The PRIME MINISTER, it may not be generally known, recruits his energies by frequent perusal of the plays of SHAKSPEARE. At present he is conducting a correspondence with Sir SIDNEY LEE and Professor GOLLANCZ on the esoteric significance of Labour's Love's Lost.

Mr. WINSTON CHURCHILL is a voracious novel-reader of catholic tastes. Just now he is revelling in Called Back and The House on the Marsh, which are being read aloud to him by his private secretary.

Mr. ARTHUR PONSONBY, M.P., the Democratic Controller, is a confirmed fruitarian, and attributes his robust health to a diet of Morella cherries and Carlsbad plums, washed down with Stockholm tar-water.

Mr. JOHN BURNS, who happily describes himself as "a dormant volcano" has of late found an agreeable stimulant in the performance of solos on the muted first violin.

Lastly, Mr. LEO MAXSE keeps himself keyed up to concert pitch by coining new nicknames for Lord HALDANE. The list already extends to four figures.


"Khartum has the reputation of being a very hot place this time of year.

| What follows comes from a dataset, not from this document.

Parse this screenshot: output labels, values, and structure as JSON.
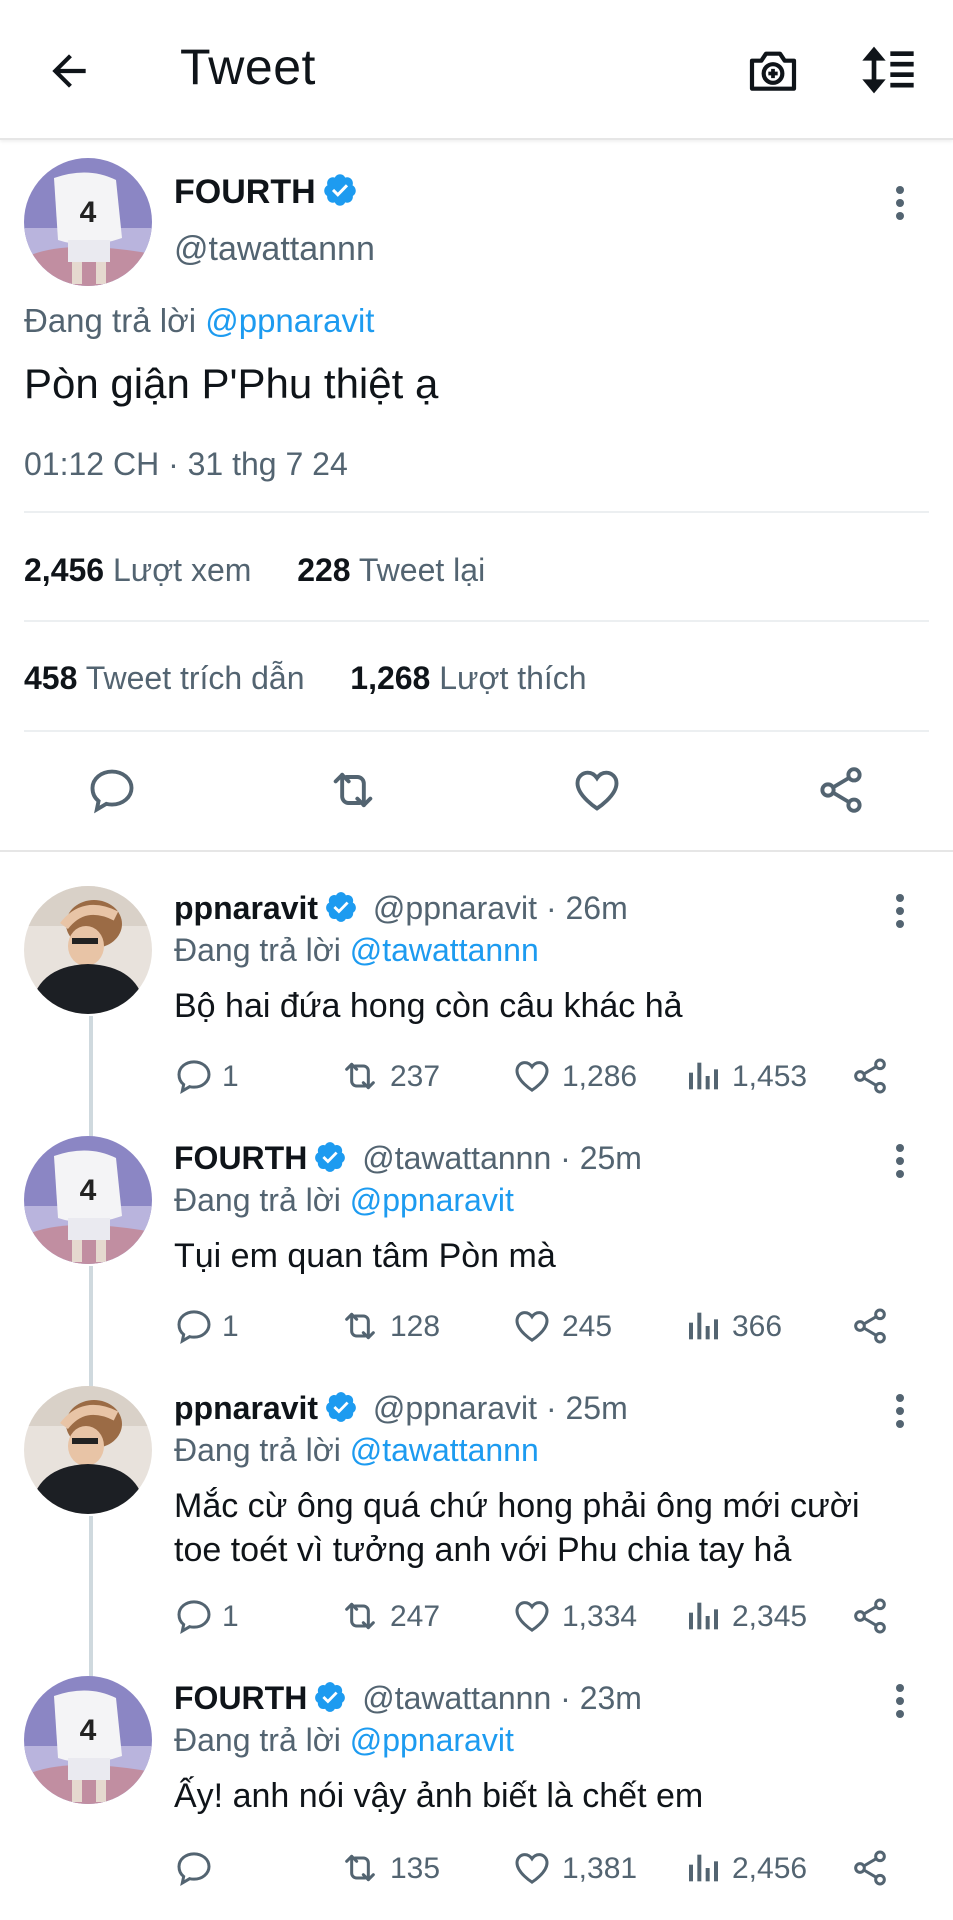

But last June must have been fairly damp if the meteorological statistics published by the 'Sudan Times' are correct. The rainfall during this month amounted to no less than 33.6 kilometres. No wonder a man I know there wrote to say the other day that sometimes the rain is too heavy for him to go on sleeping on the roof, and this in spite of a waterproof sheet. A life-belt would probably be more useful."—Egyptian Mail.

Only NOAH'S Ark would really meet the case.